Copio/incollo su ciò quanto scrive Sergio Pollina nel suo ultimo libro sui TdG (I Testimoni di Geova e i cristianesimi delle origini, pp.647,648):

«Nella Revisione 2013 della Traduzione del Nuovo Mondo il versetto fa dire a Gesù queste parole: “Secondo il racconto relativo al capo sacerdote Abiatar”; si tratta dell’episodio in cui Davide e i suoi uomini entrarono nel tempio e mangiarono i pani destinati esclusivamente ai sacerdoti. Il testo greco di Westcott e Hort, adottato dai Testimoni nella KIT, e quello di Nestle-Aland contengono un’identica recensione che, nella traduzione italiana del Nestle-Aland dice: “Come, cioè, al tempo del sommo sacerdote Abiatar entrò nella casa di Dio e mangiò i pani sacri”. Il testo greco, anche della KIT, dice: “Come entrò in la casa di Dio sotto Abiatar sommo sacerdote i pani della presentazione mangiò”. La frase “al tempo del sommo sacerdote Abiatar” o, come dice il greco “sotto Abiatar”, si arricchisce di tre parole in esso inesistenti, e cioè: “secondo il racconto relativo”; qual è il motivo di questa “aggiunta” che non si trova in nessun’altra versione biblica oggi esistente? La spiegazione della Watch Tower si basa sul fatto che Gesù non poteva sbagliare, mentre Marco 2:26 dimostra il contrario; e dunque, non potendo modificare il testo greco si manipola la sua traduzione. La spiegazione ufficiale si trova nel primo volume del libro Perspicacia dove, alla voce “Abiatar” è detto quanto segue:

In Marco 2:26 secondo quasi tutte le traduzioni Gesù avrebbe detto che Davide entrò nella casa di Dio e mangiò il pane di presentazione “al tempo del sommo sacerdote Abiatar”. Dato che l’episodio ebbe luogo durante il sacerdozio di Ahimelec , padre di Abiatar, tale traduzione sarebbe inesatta dal punto di vista storico. Si noti che alcuni manoscritti omettono la suddetta frase, e questa non si trova nei corrispondenti passi di Matteo 12:4 e Luca 4:6. Tuttavia una simile costruzione greca ricorre in Matteo 12:26 e Luca 20:37, e qui molte traduzioni usano l’espressione “nel passo del”. (Ga, Ri, VR) Sembra dunque che Marco 2:26 consenta giustamente la versione della Traduzione del Nuovo Mondo, dove si legge: “Come entrò nella casa di Dio secondo il racconto relativo ad Abiatar, capo sacerdote”. Poiché il resoconto delle prime imprese di Abiatar inizia subito dopo quello di Davide che entrò nella casa di Dio per mangiare il pane di presentazione, e poiché in seguito Abiatar, sotto il regno di Davide, divenne sommo sacerdote d’Israele, questa traduzione rispetta l’accuratezza storica della narrazione.

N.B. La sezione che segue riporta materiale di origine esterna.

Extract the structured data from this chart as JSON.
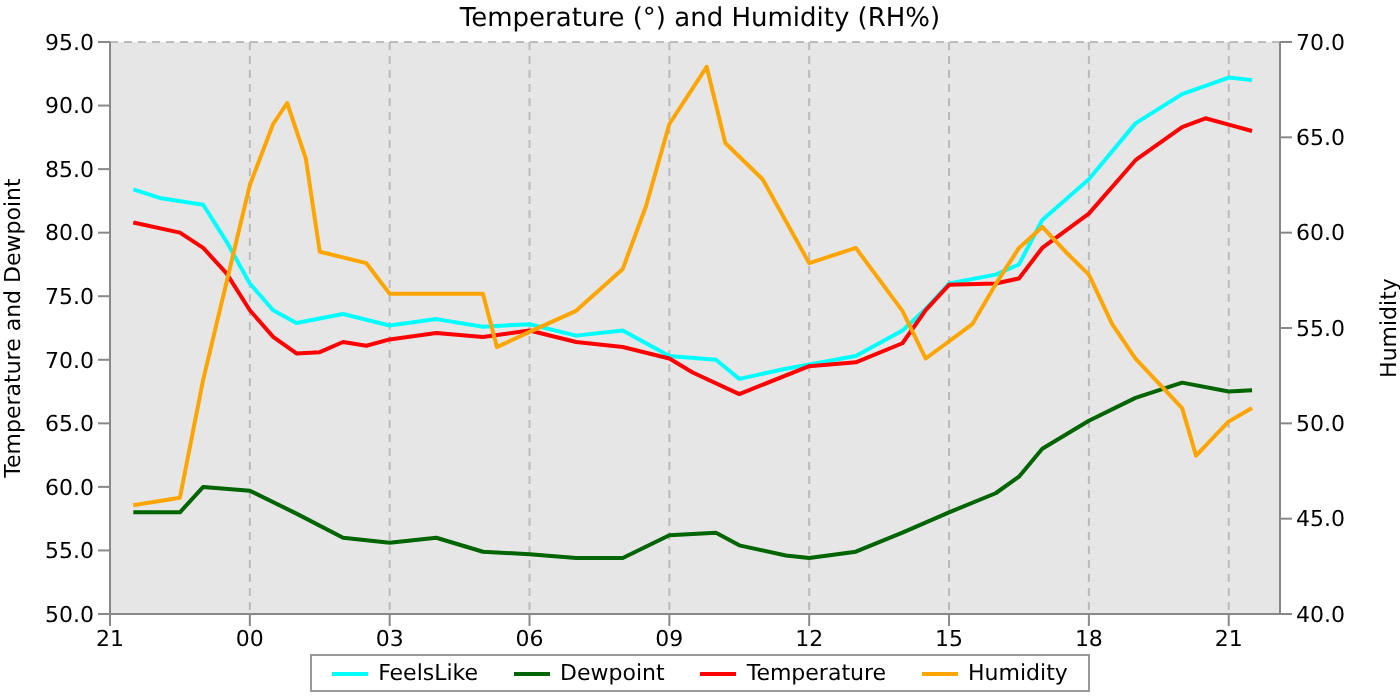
{
  "chart_data": {
    "type": "line",
    "title": "Temperature (°) and Humidity (RH%)",
    "ylabel": "Temperature and Dewpoint",
    "y2label": "Humidity",
    "xlim": [
      "--01-01T21:00",
      "--01-02T22:06"
    ],
    "xticks": [
      {
        "value": "--01-01T21:00",
        "label": "21"
      },
      {
        "value": "--01-02T00:00",
        "label": "00"
      },
      {
        "value": "--01-02T03:00",
        "label": "03"
      },
      {
        "value": "--01-02T06:00",
        "label": "06"
      },
      {
        "value": "--01-02T09:00",
        "label": "09"
      },
      {
        "value": "--01-02T12:00",
        "label": "12"
      },
      {
        "value": "--01-02T15:00",
        "label": "15"
      },
      {
        "value": "--01-02T18:00",
        "label": "18"
      },
      {
        "value": "--01-02T21:00",
        "label": "21"
      }
    ],
    "ylim": [
      50,
      95
    ],
    "yticks": [
      {
        "value": 50,
        "label": "50.0"
      },
      {
        "value": 55,
        "label": "55.0"
      },
      {
        "value": 60,
        "label": "60.0"
      },
      {
        "value": 65,
        "label": "65.0"
      },
      {
        "value": 70,
        "label": "70.0"
      },
      {
        "value": 75,
        "label": "75.0"
      },
      {
        "value": 80,
        "label": "80.0"
      },
      {
        "value": 85,
        "label": "85.0"
      },
      {
        "value": 90,
        "label": "90.0"
      },
      {
        "value": 95,
        "label": "95.0"
      }
    ],
    "y2lim": [
      40,
      70
    ],
    "y2ticks": [
      {
        "value": 40,
        "label": "40.0"
      },
      {
        "value": 45,
        "label": "45.0"
      },
      {
        "value": 50,
        "label": "50.0"
      },
      {
        "value": 55,
        "label": "55.0"
      },
      {
        "value": 60,
        "label": "60.0"
      },
      {
        "value": 65,
        "label": "65.0"
      },
      {
        "value": 70,
        "label": "70.0"
      }
    ],
    "grid": true,
    "legend": "bottom",
    "marker": "none",
    "line_style": "solid",
    "series": [
      {
        "name": "FeelsLike",
        "color": "#00ffff",
        "x": [
          "--01-01T21:30",
          "--01-01T22:06",
          "--01-01T23:00",
          "--01-01T23:30",
          "--01-02T00:00",
          "--01-02T00:30",
          "--01-02T01:00",
          "--01-02T02:00",
          "--01-02T03:00",
          "--01-02T04:00",
          "--01-02T05:00",
          "--01-02T06:00",
          "--01-02T07:00",
          "--01-02T08:00",
          "--01-02T09:00",
          "--01-02T10:00",
          "--01-02T10:30",
          "--01-02T11:30",
          "--01-02T13:00",
          "--01-02T14:00",
          "--01-02T14:30",
          "--01-02T15:00",
          "--01-02T16:00",
          "--01-02T16:30",
          "--01-02T17:00",
          "--01-02T18:00",
          "--01-02T19:00",
          "--01-02T20:00",
          "--01-02T21:00",
          "--01-02T21:30"
        ],
        "values": [
          83.4,
          82.7,
          82.2,
          79.3,
          76,
          73.9,
          72.9,
          73.6,
          72.7,
          73.2,
          72.6,
          72.8,
          71.9,
          72.3,
          70.3,
          70,
          68.5,
          69.3,
          70.3,
          72.3,
          74,
          76,
          76.7,
          77.5,
          81,
          84.2,
          88.6,
          90.9,
          92.2,
          92
        ]
      },
      {
        "name": "Dewpoint",
        "color": "#006400",
        "x": [
          "--01-01T21:30",
          "--01-01T22:30",
          "--01-01T23:00",
          "--01-02T00:00",
          "--01-02T01:00",
          "--01-02T02:00",
          "--01-02T03:00",
          "--01-02T04:00",
          "--01-02T05:00",
          "--01-02T06:00",
          "--01-02T07:00",
          "--01-02T08:00",
          "--01-02T09:00",
          "--01-02T10:00",
          "--01-02T10:30",
          "--01-02T11:30",
          "--01-02T12:00",
          "--01-02T13:00",
          "--01-02T14:00",
          "--01-02T15:00",
          "--01-02T16:00",
          "--01-02T16:30",
          "--01-02T17:00",
          "--01-02T18:00",
          "--01-02T19:00",
          "--01-02T20:00",
          "--01-02T21:00",
          "--01-02T21:30"
        ],
        "values": [
          58,
          58,
          60,
          59.7,
          57.9,
          56,
          55.6,
          56,
          54.9,
          54.7,
          54.4,
          54.4,
          56.2,
          56.4,
          55.4,
          54.6,
          54.4,
          54.9,
          56.4,
          58,
          59.5,
          60.8,
          63,
          65.2,
          67,
          68.2,
          67.5,
          67.6
        ]
      },
      {
        "name": "Temperature",
        "color": "#ff0000",
        "x": [
          "--01-01T21:30",
          "--01-01T22:30",
          "--01-01T23:00",
          "--01-01T23:30",
          "--01-02T00:00",
          "--01-02T00:30",
          "--01-02T01:00",
          "--01-02T01:30",
          "--01-02T02:00",
          "--01-02T02:30",
          "--01-02T03:00",
          "--01-02T04:00",
          "--01-02T05:00",
          "--01-02T06:00",
          "--01-02T07:00",
          "--01-02T08:00",
          "--01-02T09:00",
          "--01-02T09:30",
          "--01-02T10:30",
          "--01-02T12:00",
          "--01-02T13:00",
          "--01-02T14:00",
          "--01-02T14:30",
          "--01-02T15:00",
          "--01-02T16:00",
          "--01-02T16:30",
          "--01-02T17:00",
          "--01-02T18:00",
          "--01-02T19:00",
          "--01-02T20:00",
          "--01-02T20:30",
          "--01-02T21:00",
          "--01-02T21:30"
        ],
        "values": [
          80.8,
          80,
          78.8,
          76.8,
          73.9,
          71.8,
          70.5,
          70.6,
          71.4,
          71.1,
          71.6,
          72.1,
          71.8,
          72.3,
          71.4,
          71,
          70.1,
          69,
          67.3,
          69.5,
          69.8,
          71.3,
          73.9,
          75.9,
          76,
          76.4,
          78.8,
          81.5,
          85.7,
          88.3,
          89,
          88.5,
          88
        ]
      },
      {
        "name": "Humidity",
        "color": "#ffa500",
        "axis": "y2",
        "x": [
          "--01-01T21:30",
          "--01-01T22:30",
          "--01-01T23:00",
          "--01-01T23:30",
          "--01-02T00:00",
          "--01-02T00:30",
          "--01-02T00:48",
          "--01-02T01:12",
          "--01-02T01:30",
          "--01-02T02:30",
          "--01-02T03:00",
          "--01-02T04:00",
          "--01-02T05:00",
          "--01-02T05:18",
          "--01-02T06:00",
          "--01-02T07:00",
          "--01-02T08:00",
          "--01-02T08:30",
          "--01-02T09:00",
          "--01-02T09:48",
          "--01-02T10:12",
          "--01-02T11:00",
          "--01-02T12:00",
          "--01-02T13:00",
          "--01-02T14:00",
          "--01-02T14:30",
          "--01-02T15:30",
          "--01-02T16:00",
          "--01-02T16:30",
          "--01-02T17:00",
          "--01-02T17:30",
          "--01-02T18:00",
          "--01-02T18:30",
          "--01-02T19:00",
          "--01-02T20:00",
          "--01-02T20:18",
          "--01-02T21:00",
          "--01-02T21:30"
        ],
        "values": [
          45.7,
          46.1,
          52.3,
          57.4,
          62.5,
          65.7,
          66.8,
          63.9,
          59,
          58.4,
          56.8,
          56.8,
          56.8,
          54,
          54.8,
          55.9,
          58.1,
          61.4,
          65.7,
          68.7,
          64.7,
          62.8,
          58.4,
          59.2,
          55.9,
          53.4,
          55.2,
          57.3,
          59.2,
          60.3,
          59,
          57.8,
          55.2,
          53.4,
          50.8,
          48.3,
          50.1,
          50.8
        ]
      }
    ]
  }
}
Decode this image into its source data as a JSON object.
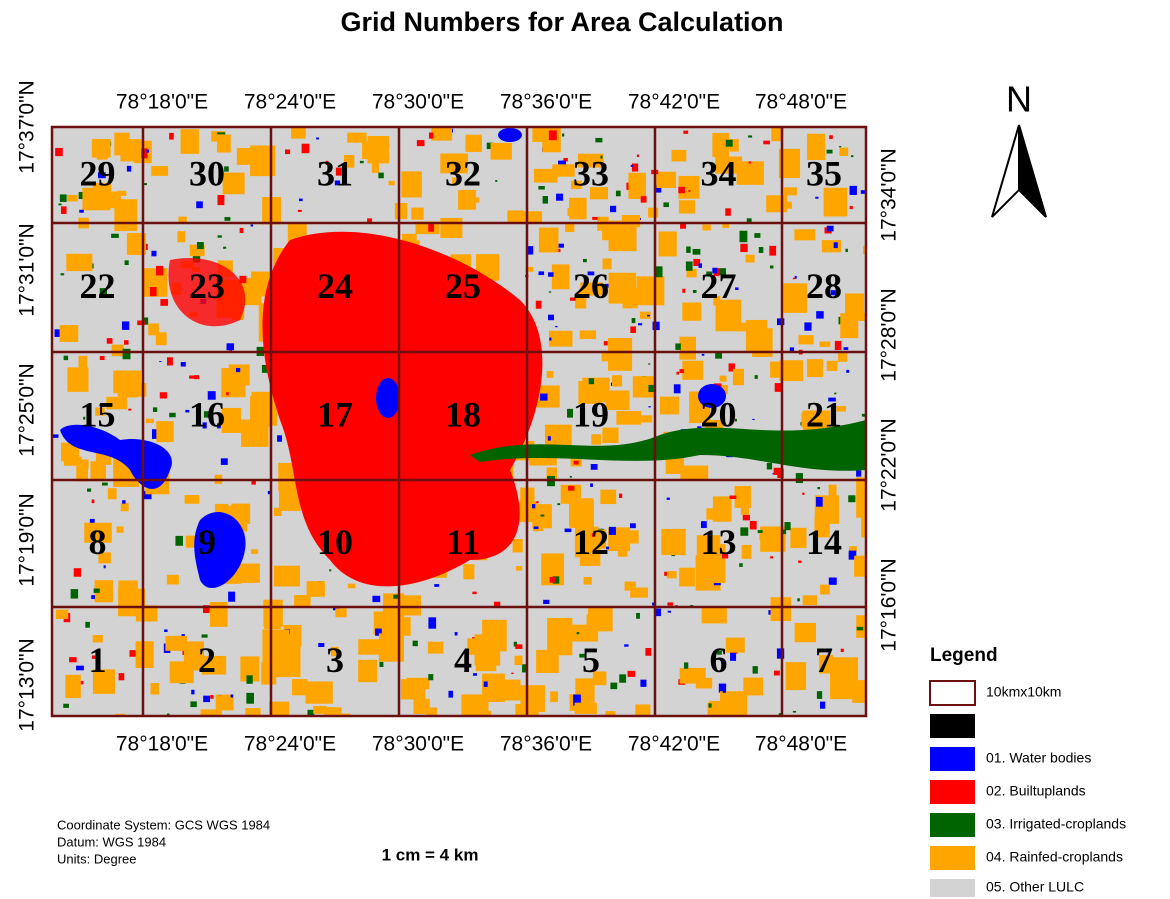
{
  "title": "Grid Numbers for Area Calculation",
  "longitude_top": [
    "78°18'0\"E",
    "78°24'0\"E",
    "78°30'0\"E",
    "78°36'0\"E",
    "78°42'0\"E",
    "78°48'0\"E"
  ],
  "longitude_bottom": [
    "78°18'0\"E",
    "78°24'0\"E",
    "78°30'0\"E",
    "78°36'0\"E",
    "78°42'0\"E",
    "78°48'0\"E"
  ],
  "latitude_left": [
    "17°37'0\"N",
    "17°31'0\"N",
    "17°25'0\"N",
    "17°19'0\"N",
    "17°13'0\"N"
  ],
  "latitude_right": [
    "17°34'0\"N",
    "17°28'0\"N",
    "17°22'0\"N",
    "17°16'0\"N"
  ],
  "grid_cells": [
    [
      "29",
      "30",
      "31",
      "32",
      "33",
      "34",
      "35"
    ],
    [
      "22",
      "23",
      "24",
      "25",
      "26",
      "27",
      "28"
    ],
    [
      "15",
      "16",
      "17",
      "18",
      "19",
      "20",
      "21"
    ],
    [
      "8",
      "9",
      "10",
      "11",
      "12",
      "13",
      "14"
    ],
    [
      "1",
      "2",
      "3",
      "4",
      "5",
      "6",
      "7"
    ]
  ],
  "north": "N",
  "legend": {
    "title": "Legend",
    "items": [
      "10kmx10km",
      "01. Water bodies",
      "02. Builtuplands",
      "03. Irrigated-croplands",
      "04. Rainfed-croplands",
      "05. Other LULC"
    ]
  },
  "notes": [
    "Coordinate System: GCS WGS 1984",
    "Datum: WGS 1984",
    "Units: Degree"
  ],
  "scale": "1 cm = 4 km"
}
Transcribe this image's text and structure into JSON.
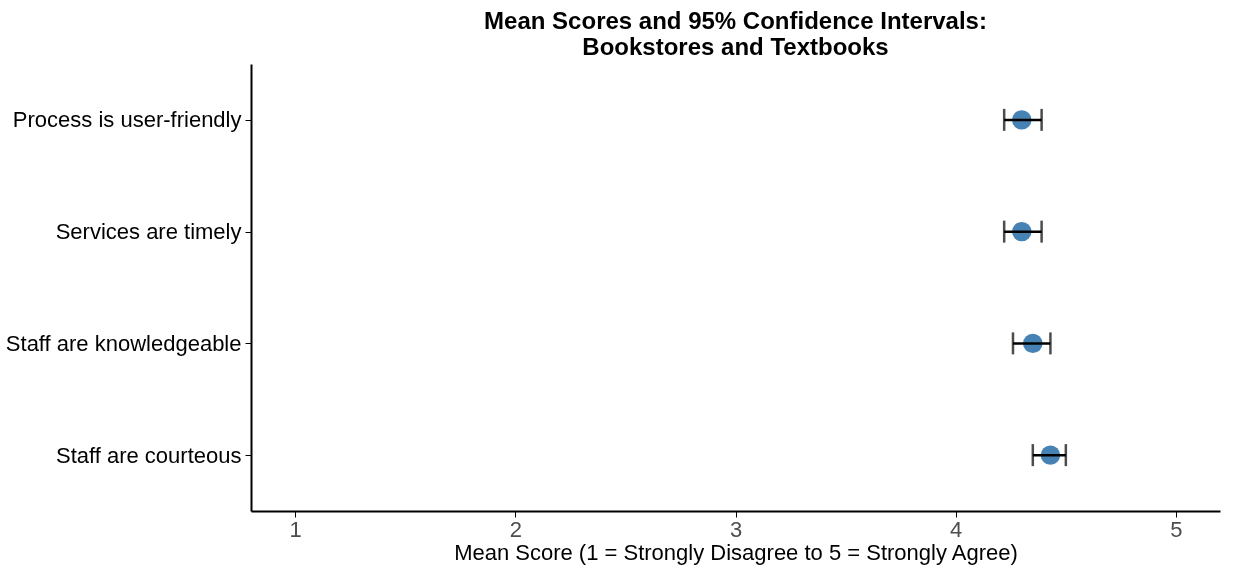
{
  "chart_data": {
    "type": "scatter",
    "orientation": "horizontal",
    "marker": "circle",
    "title": [
      "Mean Scores and 95% Confidence Intervals:",
      "Bookstores and Textbooks"
    ],
    "xlabel": "Mean Score (1 = Strongly Disagree to 5 = Strongly Agree)",
    "categories": [
      "Process is user-friendly",
      "Services are timely",
      "Staff are knowledgeable",
      "Staff are courteous"
    ],
    "values": [
      4.3,
      4.3,
      4.35,
      4.43
    ],
    "errors": [
      [
        4.22,
        4.39
      ],
      [
        4.22,
        4.39
      ],
      [
        4.26,
        4.43
      ],
      [
        4.35,
        4.5
      ]
    ],
    "color": "#4682b4",
    "xlim": [
      0.8,
      5.2
    ],
    "xticks": [
      1,
      2,
      3,
      4,
      5
    ],
    "grid": false
  }
}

In effetti la traduzione della TNM non rispetta proprio niente, piuttosto “aggiunge” (violando Rivelazione 22:19) perché non ammette che Gesù abbia potuto confondere il padre col figlio. In una nota in calce a questo passo, Rudolf Pesch ne Il Vangelo di Marco (Paideia), spiega che “il testo dell’A.T. nomina Achimelec, padre di Abiatar (I Sam 22,20), che viene menzionato erroneamente nel vs. 26 (il nome viene però cancellato da Mt. e Lc.) … Questo testo ha posto difficili problemi ai seguaci di una malintesa dottrina dell’ispirazione e dell’infallibilità di Gesù”. E, infine, il commento di Metzger–Ehrman è che “intenti apologetici soggiacciono forse anche ad alcune modifiche nei testi dei vangeli che sembravano evitare che Gesù, l’onnisciente figlio di Dio, compia alcuni errori di fatto in ciò che dice. È forse il caso, ad esempio, della rimozione dell’affermazione problematica di Mc. 2,26 secondo cui Davide entrò nel tempio per mangiare i pani sacri “quando Abiatar era sommo sacerdote” (mentre in realtà a quel tempo era sommo sacerdote suo padre Ahimelec; v. I Sam. 21, 1-7). Gesù, per i fondamentalisti non è un uomo come tutti gli altri, è un uomo perfetto, con una memoria perfetta e una conoscenza perfetta; perciò non è ammissibile che abbia confuso un nome con un altro.»